The cause being debated by the church, some were earnest to have him excommunicated; but the most thought an admonition would be sufficient. . . .

November 26, 1639: Being a day of public fast[ing] for our congregation, our brother Mr. Robert Keayne was admonished by our pastor in the name of the church for selling his wares at excessive rates, to the dishonor of God’s Name, the Offence of the General Court, and the public scandal of the country.

May 7, 1640: Being a day of Fasting etc., whereas our brother Mr. Robert Keayne was on the 26th day of the 9th Month 1639 being likewise a day of public fast admonished for selling wares at excessive rates; upon his penitential acknowledgment thereof this day and promise of further satisfaction to any that have just offence against him, he is now become reconciled to the Church.

Study Questions

A. What expectations do both Robert Cushman and John Winthrop articulate about the conduct and character of those who will settle in Massachusetts? What reasons do they offer for these expectations? Why did Plymouth’s experiment with communal farming failand what was it about farming on private property that made it succeed? How might the different settlers seen in the passenger list have responded to these principles, and why? What tensions are seen in the account of Keayne’s trial, admonition, and reconciliation? Where is the line between covetousness and commerce? What does his Apologia suggest about the difficulties of adhering to utopian ideals in an increasingly diverse community?

B. How do the concerns about greed and the negative societal repercussions of excess wealth seen here relate to the issues raised about labor and markets in the nineteenth century?

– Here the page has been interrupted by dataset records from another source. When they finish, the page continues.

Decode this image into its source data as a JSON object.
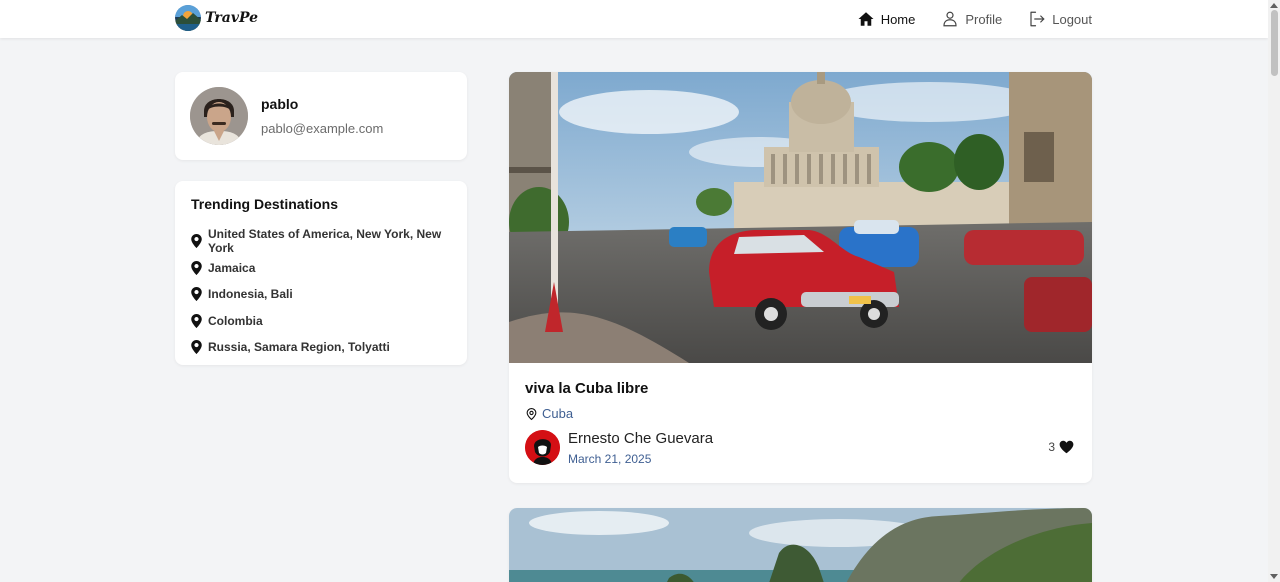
{
  "header": {
    "logo_text": "TravPe",
    "nav": [
      {
        "label": "Home",
        "icon": "home-icon",
        "active": true
      },
      {
        "label": "Profile",
        "icon": "user-icon",
        "active": false
      },
      {
        "label": "Logout",
        "icon": "logout-icon",
        "active": false
      }
    ]
  },
  "profile": {
    "name": "pablo",
    "email": "pablo@example.com"
  },
  "trending": {
    "title": "Trending Destinations",
    "items": [
      "United States of America, New York, New York",
      "Jamaica",
      "Indonesia, Bali",
      "Colombia",
      "Russia, Samara Region, Tolyatti"
    ]
  },
  "posts": [
    {
      "title": "viva la Cuba libre",
      "location": "Cuba",
      "author": "Ernesto Che Guevara",
      "date": "March 21, 2025",
      "likes": "3"
    }
  ],
  "colors": {
    "accent": "#3f5f92",
    "background": "#f3f4f6",
    "author_avatar": "#d40f14"
  }
}
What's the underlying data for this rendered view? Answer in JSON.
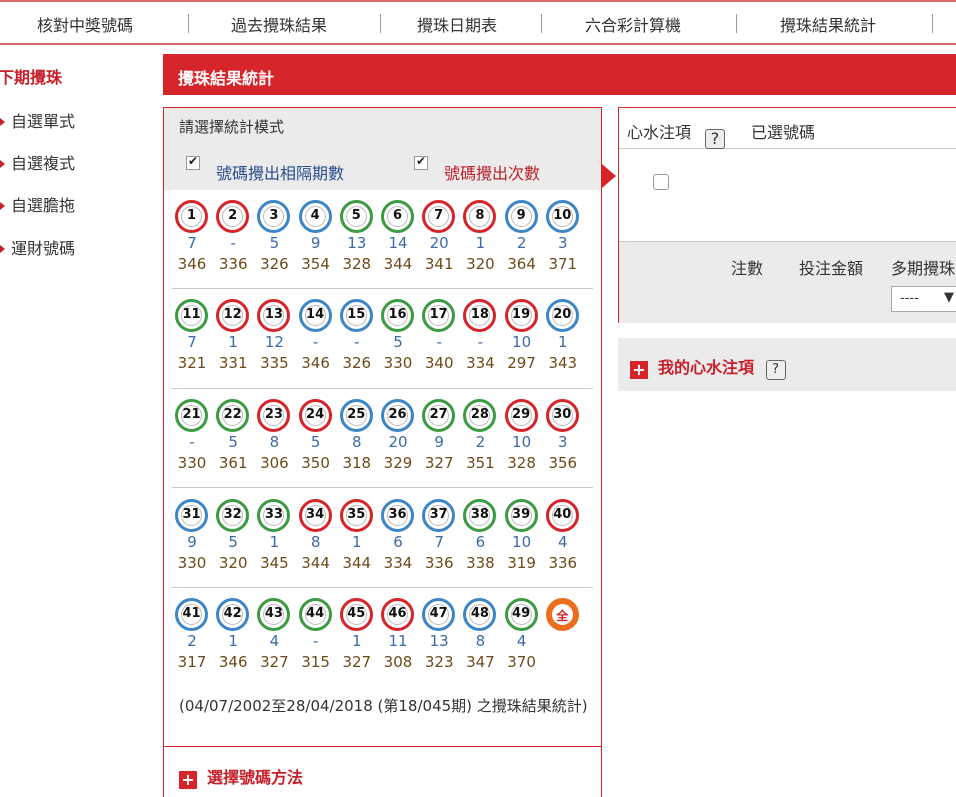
{
  "topnav": {
    "items": [
      "核對中獎號碼",
      "過去攪珠結果",
      "攪珠日期表",
      "六合彩計算機",
      "攪珠結果統計"
    ]
  },
  "leftmenu": {
    "title": "下期攪珠",
    "items": [
      "自選單式",
      "自選複式",
      "自選膽拖",
      "運財號碼"
    ]
  },
  "header": {
    "title": "攪珠結果統計"
  },
  "stats": {
    "mode_label": "請選擇統計模式",
    "option_interval": "號碼攪出相隔期數",
    "option_count": "號碼攪出次數",
    "option_interval_checked": true,
    "option_count_checked": true,
    "colors": {
      "red": "#d6242b",
      "blue": "#3c86c8",
      "green": "#3c9a42",
      "orange": "#ea6e1e"
    },
    "rows": [
      [
        {
          "n": "1",
          "c": "red",
          "g": "7",
          "k": "346"
        },
        {
          "n": "2",
          "c": "red",
          "g": "-",
          "k": "336"
        },
        {
          "n": "3",
          "c": "blue",
          "g": "5",
          "k": "326"
        },
        {
          "n": "4",
          "c": "blue",
          "g": "9",
          "k": "354"
        },
        {
          "n": "5",
          "c": "green",
          "g": "13",
          "k": "328"
        },
        {
          "n": "6",
          "c": "green",
          "g": "14",
          "k": "344"
        },
        {
          "n": "7",
          "c": "red",
          "g": "20",
          "k": "341"
        },
        {
          "n": "8",
          "c": "red",
          "g": "1",
          "k": "320"
        },
        {
          "n": "9",
          "c": "blue",
          "g": "2",
          "k": "364"
        },
        {
          "n": "10",
          "c": "blue",
          "g": "3",
          "k": "371"
        }
      ],
      [
        {
          "n": "11",
          "c": "green",
          "g": "7",
          "k": "321"
        },
        {
          "n": "12",
          "c": "red",
          "g": "1",
          "k": "331"
        },
        {
          "n": "13",
          "c": "red",
          "g": "12",
          "k": "335"
        },
        {
          "n": "14",
          "c": "blue",
          "g": "-",
          "k": "346"
        },
        {
          "n": "15",
          "c": "blue",
          "g": "-",
          "k": "326"
        },
        {
          "n": "16",
          "c": "green",
          "g": "5",
          "k": "330"
        },
        {
          "n": "17",
          "c": "green",
          "g": "-",
          "k": "340"
        },
        {
          "n": "18",
          "c": "red",
          "g": "-",
          "k": "334"
        },
        {
          "n": "19",
          "c": "red",
          "g": "10",
          "k": "297"
        },
        {
          "n": "20",
          "c": "blue",
          "g": "1",
          "k": "343"
        }
      ],
      [
        {
          "n": "21",
          "c": "green",
          "g": "-",
          "k": "330"
        },
        {
          "n": "22",
          "c": "green",
          "g": "5",
          "k": "361"
        },
        {
          "n": "23",
          "c": "red",
          "g": "8",
          "k": "306"
        },
        {
          "n": "24",
          "c": "red",
          "g": "5",
          "k": "350"
        },
        {
          "n": "25",
          "c": "blue",
          "g": "8",
          "k": "318"
        },
        {
          "n": "26",
          "c": "blue",
          "g": "20",
          "k": "329"
        },
        {
          "n": "27",
          "c": "green",
          "g": "9",
          "k": "327"
        },
        {
          "n": "28",
          "c": "green",
          "g": "2",
          "k": "351"
        },
        {
          "n": "29",
          "c": "red",
          "g": "10",
          "k": "328"
        },
        {
          "n": "30",
          "c": "red",
          "g": "3",
          "k": "356"
        }
      ],
      [
        {
          "n": "31",
          "c": "blue",
          "g": "9",
          "k": "330"
        },
        {
          "n": "32",
          "c": "green",
          "g": "5",
          "k": "320"
        },
        {
          "n": "33",
          "c": "green",
          "g": "1",
          "k": "345"
        },
        {
          "n": "34",
          "c": "red",
          "g": "8",
          "k": "344"
        },
        {
          "n": "35",
          "c": "red",
          "g": "1",
          "k": "344"
        },
        {
          "n": "36",
          "c": "blue",
          "g": "6",
          "k": "334"
        },
        {
          "n": "37",
          "c": "blue",
          "g": "7",
          "k": "336"
        },
        {
          "n": "38",
          "c": "green",
          "g": "6",
          "k": "338"
        },
        {
          "n": "39",
          "c": "green",
          "g": "10",
          "k": "319"
        },
        {
          "n": "40",
          "c": "red",
          "g": "4",
          "k": "336"
        }
      ],
      [
        {
          "n": "41",
          "c": "blue",
          "g": "2",
          "k": "317"
        },
        {
          "n": "42",
          "c": "blue",
          "g": "1",
          "k": "346"
        },
        {
          "n": "43",
          "c": "green",
          "g": "4",
          "k": "327"
        },
        {
          "n": "44",
          "c": "green",
          "g": "-",
          "k": "315"
        },
        {
          "n": "45",
          "c": "red",
          "g": "1",
          "k": "327"
        },
        {
          "n": "46",
          "c": "red",
          "g": "11",
          "k": "308"
        },
        {
          "n": "47",
          "c": "blue",
          "g": "13",
          "k": "323"
        },
        {
          "n": "48",
          "c": "blue",
          "g": "8",
          "k": "347"
        },
        {
          "n": "49",
          "c": "green",
          "g": "4",
          "k": "370"
        },
        {
          "n": "全",
          "c": "orange",
          "g": "",
          "k": ""
        }
      ]
    ],
    "footnote": "(04/07/2002至28/04/2018 (第18/045期) 之攪珠結果統計)",
    "select_method": "選擇號碼方法"
  },
  "right": {
    "bet_label": "心水注項",
    "help_icon": "?",
    "selected_label": "已選號碼",
    "col_bets": "注數",
    "col_amount": "投注金額",
    "col_multi": "多期攪珠",
    "dropdown_value": "----",
    "dropdown_arrow": "▼"
  },
  "mybets": {
    "label": "我的心水注項",
    "help_icon": "?"
  }
}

C. How might we evaluate these documents in light of the questions about market behavior raised in the Great Depression? What role, if any, do the authors in that chapter see for virtue in the economy? What are the consequences of neglecting to consider virtue in an economic context? How do the visions of a community of shared responsibility for the financial security of all presented in this chapter compare to those presented in the twentieth century?

Footnotes

  1. The Massachusetts legislature throughout the colonial period was known as the General Court (to distinguish it from the county courts). It consisted of an upper house, whose delegates were known as “magistrates,” and a lower house, whose delegates were known as “deputies.”
  2. That is, a member of a particular congregation, and thereby bound to act in accordance with their teachings, as well as accept their oversight and discipline.
  3. Roughly $50,000 in 2018.
  4. Separately from the magistrates; the Massachusetts legislature, known as the General Court, often sat as a single body, so this separation was noteworthy.
  5. Within the church polity of Massachusetts, an elder was an elected leader of a particular congregation, either in a teaching capacity (ministers) or in an administrative one (laymen). Elders, whether ministers or laymen, were men respected for their spiritual wisdom and often called upon to offer counsel to the General Court.
  6. John Cotton (1585–1652), a leading minister in the Massachusetts Bay colony.